The scope of XIDS offerings was cited by the assessment committee as a positive aspect of the new core curriculum, noting that "faculty members involved in interdisciplinary activities reflects a continued growth and members from almost every department under the College of Arts and Sciences either offer interdisciplinary courses or have submitted proposals." Faculty obviously enjoy creating and teaching these courses which often allow them more opportunity to elaborate on their research areas while engaged in core teaching. In addition, this early exposure to faculty research expertise is important to students as well, since it can naturally lead one to involvement in undergraduate research in later years.

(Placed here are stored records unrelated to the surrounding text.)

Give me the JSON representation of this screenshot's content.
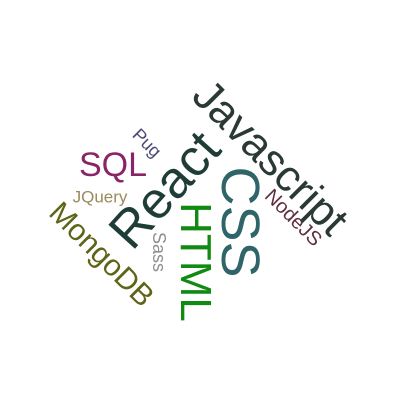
{
  "word_cloud": {
    "words": [
      {
        "key": "javascript",
        "text": "Javascript",
        "color": "#2a3a33"
      },
      {
        "key": "react",
        "text": "React",
        "color": "#1f3d36"
      },
      {
        "key": "css",
        "text": "CSS",
        "color": "#2f6468"
      },
      {
        "key": "html",
        "text": "HTML",
        "color": "#118a12"
      },
      {
        "key": "sql",
        "text": "SQL",
        "color": "#8a2466"
      },
      {
        "key": "mongodb",
        "text": "MongoDB",
        "color": "#5f6418"
      },
      {
        "key": "nodejs",
        "text": "NodeJS",
        "color": "#5e2f42"
      },
      {
        "key": "pug",
        "text": "Pug",
        "color": "#4c4979"
      },
      {
        "key": "jquery",
        "text": "JQuery",
        "color": "#9c8a5f"
      },
      {
        "key": "sass",
        "text": "Sass",
        "color": "#8e8e8e"
      }
    ]
  }
}
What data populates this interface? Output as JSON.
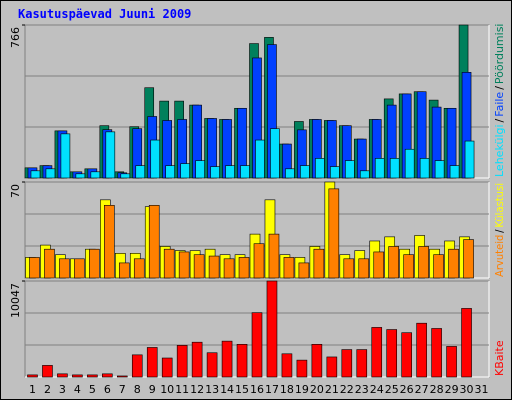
{
  "title": "Kasutuspäevad Juuni 2009",
  "categories": [
    "1",
    "2",
    "3",
    "4",
    "5",
    "6",
    "7",
    "8",
    "9",
    "10",
    "11",
    "12",
    "13",
    "14",
    "15",
    "16",
    "17",
    "18",
    "19",
    "20",
    "21",
    "22",
    "23",
    "24",
    "25",
    "26",
    "27",
    "28",
    "29",
    "30",
    "31"
  ],
  "category_colors": [
    "#000000",
    "#000000",
    "#000000",
    "#000000",
    "#000000",
    "#008040",
    "#008040",
    "#000000",
    "#000000",
    "#000000",
    "#000000",
    "#000000",
    "#008040",
    "#008040",
    "#000000",
    "#000000",
    "#000000",
    "#000000",
    "#000000",
    "#008040",
    "#008040",
    "#000000",
    "#000000",
    "#000000",
    "#000000",
    "#000000",
    "#008040",
    "#008040",
    "#000000",
    "#000000",
    "#000000"
  ],
  "legend_separator": "/",
  "chart_data": [
    {
      "type": "bar",
      "ylim": [
        0,
        766
      ],
      "yticks": [
        766
      ],
      "grid": true,
      "series": [
        {
          "name": "Pöördumisi",
          "color": "#00805c",
          "values": [
            51,
            62,
            236,
            31,
            46,
            262,
            31,
            257,
            452,
            385,
            385,
            365,
            298,
            293,
            349,
            673,
            704,
            170,
            283,
            293,
            288,
            262,
            195,
            293,
            396,
            421,
            432,
            390,
            349,
            766,
            0
          ]
        },
        {
          "name": "Faile",
          "color": "#0040ff",
          "values": [
            51,
            62,
            236,
            31,
            46,
            242,
            26,
            247,
            308,
            288,
            293,
            365,
            298,
            293,
            349,
            601,
            668,
            170,
            241,
            293,
            288,
            262,
            195,
            293,
            365,
            421,
            432,
            355,
            349,
            529,
            0
          ]
        },
        {
          "name": "Lehekülgi",
          "color": "#00e0ff",
          "values": [
            36,
            46,
            221,
            21,
            31,
            231,
            21,
            62,
            190,
            62,
            72,
            87,
            57,
            62,
            62,
            190,
            247,
            46,
            62,
            98,
            57,
            87,
            36,
            98,
            98,
            144,
            98,
            87,
            62,
            185,
            0
          ]
        }
      ]
    },
    {
      "type": "bar",
      "ylim": [
        0,
        70
      ],
      "yticks": [
        70
      ],
      "grid": true,
      "series": [
        {
          "name": "Külastusi",
          "color": "#ffff00",
          "values": [
            15,
            24,
            17,
            14,
            21,
            57,
            18,
            18,
            52,
            23,
            20,
            20,
            21,
            17,
            17,
            32,
            57,
            17,
            15,
            23,
            70,
            17,
            20,
            27,
            30,
            21,
            31,
            21,
            27,
            30,
            0
          ]
        },
        {
          "name": "Arvuteid",
          "color": "#ff8000",
          "values": [
            15,
            21,
            14,
            14,
            21,
            53,
            11,
            14,
            53,
            21,
            19,
            17,
            16,
            14,
            15,
            25,
            32,
            15,
            11,
            21,
            65,
            14,
            14,
            19,
            23,
            17,
            23,
            17,
            21,
            28,
            0
          ]
        }
      ]
    },
    {
      "type": "bar",
      "ylim": [
        0,
        10047
      ],
      "yticks": [
        10047
      ],
      "grid": true,
      "series": [
        {
          "name": "KBaite",
          "color": "#ff0000",
          "values": [
            220,
            1214,
            331,
            220,
            220,
            331,
            110,
            2318,
            3091,
            1987,
            3312,
            3643,
            2539,
            3754,
            3422,
            6735,
            10047,
            2429,
            1766,
            3422,
            2098,
            2870,
            2870,
            5189,
            4968,
            4637,
            5631,
            5079,
            3202,
            7177,
            0
          ]
        }
      ]
    }
  ]
}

Our recent process of assessing the XIDS curriculum is in itself intricately linked to the spirit of the liberal arts. Most of the literature on defining liberal arts education regards faculty governance, leadership, and dialogue as the foundation of a strong liberal arts environment. Certainly the faculty charged with establishing this new curriculum at West Georgia reflects this standard. Another basic principle of general education and in turn, of true liberal arts learning is that of fluidity. 1994 study by the Association of American Colleges regarding general education specifically cites that "strong general education programs are designed so that they will continue to evolve." The topic-driven nature of our XIDS curriculum insures that this principle is highly valued at West Georgia. Each year, new topics are added to the core, providing students myriad options for academic inquiry.
Our undergraduate curriculum also reveals good practice in its fostering of multicultural understanding, which being a tenant of our institutional mission, is yet another healthy sign of solid liberal arts approach. Several core courses under the auspices of our XIDS Arts and Ideas template provide study abroad components; a rarity for sophomore level coursework. These courses not only enhance student's understanding of a given topic (e.g. Cuba or Martinique) but pay attention to nurturing the experiential growth of an educated person: the ultimate goal of the liberal arts.
Our recent strategies in undergraduate curriculum like interdisciplinary learning prove that we are ready to assess and monitor ourselves when it comes to curricular development. Just this past year, a university-wide faculty subcommittee was formally established to maintain an on-going review of issues related to the core. This new focus on the core will only strengthen the courses we offer and continue to connect our students, as well as our faculty, to the spirit of liberal arts learning.